Descriptive Cross-Sectional Study
A descriptive cross-sectional study is a study in which the disease or condition and potentially related factors are measured at a specific point in time for a defined population. Cross-sectional studies can be thought of as a “snapshot” of the frequency and characteristics of a condition in a population at a particular point in time.
This type of data can be used to assess the prevalence of conditions in a population. However, since exposure and disease status are measured at the same point in time, causal statements should not be made from this type of study. It is usually not possible to distinguish whether the exposure preceded or followed the condition.
In a retrospective study, the outcome of interest has already occurred at the time the study is initiated. A retrospective study design allows the investigator to formulate ideas about possible associations and investigate potential relationships, although causal statements usually should not be made.
An investigator conducting a retrospective study typically utilizes administrative databases, medical records, or interviews with patients who are already known to have a disease or condition. In general, the reasons to conduct a retrospective study are to:
- Study a rare outcome for which a prospective study is not feasible.
- Quickly estimate the effect of an exposure on an outcome.
- Obtain preliminary measures of association.
We will discuss two types of retrospective studies:
- and cohort.
Retrospective Case-Control Study
In a retrospective case-control study the investigator can quickly estimate the effect of an exposure on outcome status. Cases and controls are established based on the presence of the condition, and exposure is assessed by looking back over time. It is especially important in a case-control study that the cases be as similar to the controls on all factors except the outcome of interest.
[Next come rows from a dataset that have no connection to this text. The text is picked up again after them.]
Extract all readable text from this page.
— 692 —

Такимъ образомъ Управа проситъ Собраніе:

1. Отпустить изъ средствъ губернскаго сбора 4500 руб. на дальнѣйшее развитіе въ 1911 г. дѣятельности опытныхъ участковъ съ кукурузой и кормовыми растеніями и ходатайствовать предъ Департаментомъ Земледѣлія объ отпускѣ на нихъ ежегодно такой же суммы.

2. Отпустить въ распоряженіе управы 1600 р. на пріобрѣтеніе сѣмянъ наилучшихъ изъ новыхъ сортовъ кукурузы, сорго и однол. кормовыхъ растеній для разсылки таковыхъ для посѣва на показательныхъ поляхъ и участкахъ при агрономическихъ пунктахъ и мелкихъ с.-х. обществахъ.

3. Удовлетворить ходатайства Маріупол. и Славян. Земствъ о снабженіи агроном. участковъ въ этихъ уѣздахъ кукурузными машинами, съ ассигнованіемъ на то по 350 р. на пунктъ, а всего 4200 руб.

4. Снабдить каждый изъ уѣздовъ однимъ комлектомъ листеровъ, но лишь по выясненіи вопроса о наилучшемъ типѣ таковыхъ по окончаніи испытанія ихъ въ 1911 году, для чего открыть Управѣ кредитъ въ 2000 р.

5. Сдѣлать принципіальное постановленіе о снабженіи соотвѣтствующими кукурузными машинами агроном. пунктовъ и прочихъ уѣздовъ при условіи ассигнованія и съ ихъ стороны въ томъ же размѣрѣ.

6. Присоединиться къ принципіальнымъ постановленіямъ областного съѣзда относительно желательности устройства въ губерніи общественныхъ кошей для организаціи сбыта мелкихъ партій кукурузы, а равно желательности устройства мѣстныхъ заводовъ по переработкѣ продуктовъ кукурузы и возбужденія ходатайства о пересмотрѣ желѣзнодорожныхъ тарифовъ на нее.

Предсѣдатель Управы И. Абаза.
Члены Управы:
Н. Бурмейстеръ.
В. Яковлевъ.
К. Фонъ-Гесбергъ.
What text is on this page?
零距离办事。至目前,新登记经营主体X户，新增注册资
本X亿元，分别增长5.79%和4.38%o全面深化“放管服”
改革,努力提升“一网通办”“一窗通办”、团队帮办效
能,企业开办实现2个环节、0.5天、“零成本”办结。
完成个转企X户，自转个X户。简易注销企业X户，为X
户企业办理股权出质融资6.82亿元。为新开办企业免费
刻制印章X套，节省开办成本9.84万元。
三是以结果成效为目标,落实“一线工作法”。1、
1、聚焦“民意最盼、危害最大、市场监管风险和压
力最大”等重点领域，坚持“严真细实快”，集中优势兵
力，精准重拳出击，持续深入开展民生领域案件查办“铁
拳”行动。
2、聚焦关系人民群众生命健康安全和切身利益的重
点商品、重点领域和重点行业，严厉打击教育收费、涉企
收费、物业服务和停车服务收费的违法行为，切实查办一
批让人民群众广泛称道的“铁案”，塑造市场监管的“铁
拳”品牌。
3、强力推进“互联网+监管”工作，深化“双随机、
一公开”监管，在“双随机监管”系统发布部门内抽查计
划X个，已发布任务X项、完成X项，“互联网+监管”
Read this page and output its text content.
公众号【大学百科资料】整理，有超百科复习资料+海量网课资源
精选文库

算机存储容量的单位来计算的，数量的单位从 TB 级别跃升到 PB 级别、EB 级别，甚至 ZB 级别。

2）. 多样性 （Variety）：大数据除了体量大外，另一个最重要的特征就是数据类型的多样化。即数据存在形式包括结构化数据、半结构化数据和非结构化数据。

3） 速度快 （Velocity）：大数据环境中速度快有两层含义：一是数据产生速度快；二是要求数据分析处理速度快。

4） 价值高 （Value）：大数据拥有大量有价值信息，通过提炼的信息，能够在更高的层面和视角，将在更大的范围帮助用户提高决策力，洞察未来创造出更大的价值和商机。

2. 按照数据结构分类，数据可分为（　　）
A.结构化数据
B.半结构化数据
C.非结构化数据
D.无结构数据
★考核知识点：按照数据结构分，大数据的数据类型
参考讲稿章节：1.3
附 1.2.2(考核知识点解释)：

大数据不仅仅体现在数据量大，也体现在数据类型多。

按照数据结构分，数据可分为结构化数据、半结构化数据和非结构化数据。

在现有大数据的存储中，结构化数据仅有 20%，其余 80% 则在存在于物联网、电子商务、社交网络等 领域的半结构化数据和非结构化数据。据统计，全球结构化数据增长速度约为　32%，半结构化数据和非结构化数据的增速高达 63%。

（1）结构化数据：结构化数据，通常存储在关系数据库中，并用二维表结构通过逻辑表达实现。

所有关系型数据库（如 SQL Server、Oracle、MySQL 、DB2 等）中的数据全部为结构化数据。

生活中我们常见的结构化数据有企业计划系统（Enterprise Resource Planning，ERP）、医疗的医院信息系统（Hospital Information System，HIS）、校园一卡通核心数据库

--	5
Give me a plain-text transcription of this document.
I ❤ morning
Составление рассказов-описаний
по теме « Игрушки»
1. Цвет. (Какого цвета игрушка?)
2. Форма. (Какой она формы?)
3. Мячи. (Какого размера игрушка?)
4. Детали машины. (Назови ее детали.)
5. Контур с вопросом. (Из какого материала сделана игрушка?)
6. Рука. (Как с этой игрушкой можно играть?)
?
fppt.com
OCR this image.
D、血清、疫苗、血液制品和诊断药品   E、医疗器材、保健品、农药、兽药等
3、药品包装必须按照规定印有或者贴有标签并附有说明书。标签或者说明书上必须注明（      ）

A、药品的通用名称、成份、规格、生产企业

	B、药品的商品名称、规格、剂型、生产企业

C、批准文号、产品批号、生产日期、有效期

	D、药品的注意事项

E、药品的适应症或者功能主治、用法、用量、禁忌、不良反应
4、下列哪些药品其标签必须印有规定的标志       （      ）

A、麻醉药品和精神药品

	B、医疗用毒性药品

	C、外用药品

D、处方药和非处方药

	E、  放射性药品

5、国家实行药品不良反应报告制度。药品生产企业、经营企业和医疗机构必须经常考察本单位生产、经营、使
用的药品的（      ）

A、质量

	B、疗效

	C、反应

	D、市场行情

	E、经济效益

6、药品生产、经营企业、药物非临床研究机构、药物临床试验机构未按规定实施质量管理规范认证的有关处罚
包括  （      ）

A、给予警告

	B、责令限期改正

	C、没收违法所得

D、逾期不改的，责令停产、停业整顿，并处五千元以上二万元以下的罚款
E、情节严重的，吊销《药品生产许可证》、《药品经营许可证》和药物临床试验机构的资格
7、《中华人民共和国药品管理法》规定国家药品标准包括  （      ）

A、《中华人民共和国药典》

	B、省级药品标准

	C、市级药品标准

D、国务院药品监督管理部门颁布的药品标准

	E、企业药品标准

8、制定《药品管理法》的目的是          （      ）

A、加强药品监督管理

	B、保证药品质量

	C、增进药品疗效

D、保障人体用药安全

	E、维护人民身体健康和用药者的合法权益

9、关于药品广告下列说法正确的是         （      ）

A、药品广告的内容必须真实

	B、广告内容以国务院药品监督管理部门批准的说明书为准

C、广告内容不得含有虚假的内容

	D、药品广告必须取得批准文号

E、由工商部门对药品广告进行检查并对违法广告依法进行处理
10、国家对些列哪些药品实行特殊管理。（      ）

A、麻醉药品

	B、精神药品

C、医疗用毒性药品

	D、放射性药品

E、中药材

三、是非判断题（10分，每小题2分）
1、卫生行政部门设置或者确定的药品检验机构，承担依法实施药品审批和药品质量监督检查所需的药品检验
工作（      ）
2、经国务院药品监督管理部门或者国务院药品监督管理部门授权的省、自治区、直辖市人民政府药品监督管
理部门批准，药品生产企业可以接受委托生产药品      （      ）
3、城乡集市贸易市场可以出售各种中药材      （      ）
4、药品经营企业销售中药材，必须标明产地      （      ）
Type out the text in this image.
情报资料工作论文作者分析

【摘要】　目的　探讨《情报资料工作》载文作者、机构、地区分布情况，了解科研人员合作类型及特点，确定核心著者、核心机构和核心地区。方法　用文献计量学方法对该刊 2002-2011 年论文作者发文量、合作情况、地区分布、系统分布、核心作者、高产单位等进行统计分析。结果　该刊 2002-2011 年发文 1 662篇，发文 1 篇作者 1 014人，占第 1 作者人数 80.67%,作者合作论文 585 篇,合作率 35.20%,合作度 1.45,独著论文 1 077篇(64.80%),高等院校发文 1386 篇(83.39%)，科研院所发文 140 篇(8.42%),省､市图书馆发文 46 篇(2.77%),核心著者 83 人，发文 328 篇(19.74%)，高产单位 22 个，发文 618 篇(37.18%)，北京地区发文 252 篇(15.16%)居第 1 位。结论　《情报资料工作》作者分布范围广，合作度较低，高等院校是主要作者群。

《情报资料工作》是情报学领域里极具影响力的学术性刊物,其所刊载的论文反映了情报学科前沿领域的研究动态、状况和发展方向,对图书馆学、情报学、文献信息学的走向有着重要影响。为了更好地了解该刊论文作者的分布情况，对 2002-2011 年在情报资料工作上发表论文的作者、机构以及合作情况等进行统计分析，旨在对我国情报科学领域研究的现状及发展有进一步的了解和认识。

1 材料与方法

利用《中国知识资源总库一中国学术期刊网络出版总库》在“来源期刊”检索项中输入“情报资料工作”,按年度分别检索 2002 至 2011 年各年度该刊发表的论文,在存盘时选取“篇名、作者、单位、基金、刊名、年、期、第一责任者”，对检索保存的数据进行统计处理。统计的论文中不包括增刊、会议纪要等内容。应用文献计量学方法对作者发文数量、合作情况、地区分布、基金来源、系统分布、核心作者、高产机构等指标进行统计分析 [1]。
Retrospective Cohort Study
A retrospective cohort study allows the investigator to describe a population over time or obtain preliminary measures of association to develop future studies and interventions. The exposure and outcome information in a cohort study are identified retrospectively by using administrative datasets, reviewing patient charts, conducting interviews, etc.
Prospective study design is the best design for establishing relationships between your outcome of interest and exposure variables. The primary feature of prospective designs is the outcome has not occurred at the time the study is initiated, and information is collected over time to assess relationships with the outcome.
We will discuss:
- prospective cohort studies
- and randomized controlled trials.
Prospective Cohort Study
In a prospective cohort study, subjects are identified based on exposure status prior to the development of the disease or condition of interest, and the outcome is measured over time. In this type of study, the investigator can establish a temporal relationship between an exposure and an outcome, or follow the natural development of a condition over time.
Randomized Controlled Trials (RCTs)
Randomized controlled trials (RCTs) are considered the gold-standard of study design. They can provide evidence for causal relationships and support changes in clinical practice. In an RCT, subjects are randomly assigned to receive the intervention or control treatment, and outcomes are evaluated after the intervention period. The control group is the group which receives the standard of care (or a placebo).
It is especially important that the investigator and subjects are blinded to which treatment the subjects receive. This is called a double-blind study. Conducting a double-blind study helps to reduce any potential bias in the results of the study.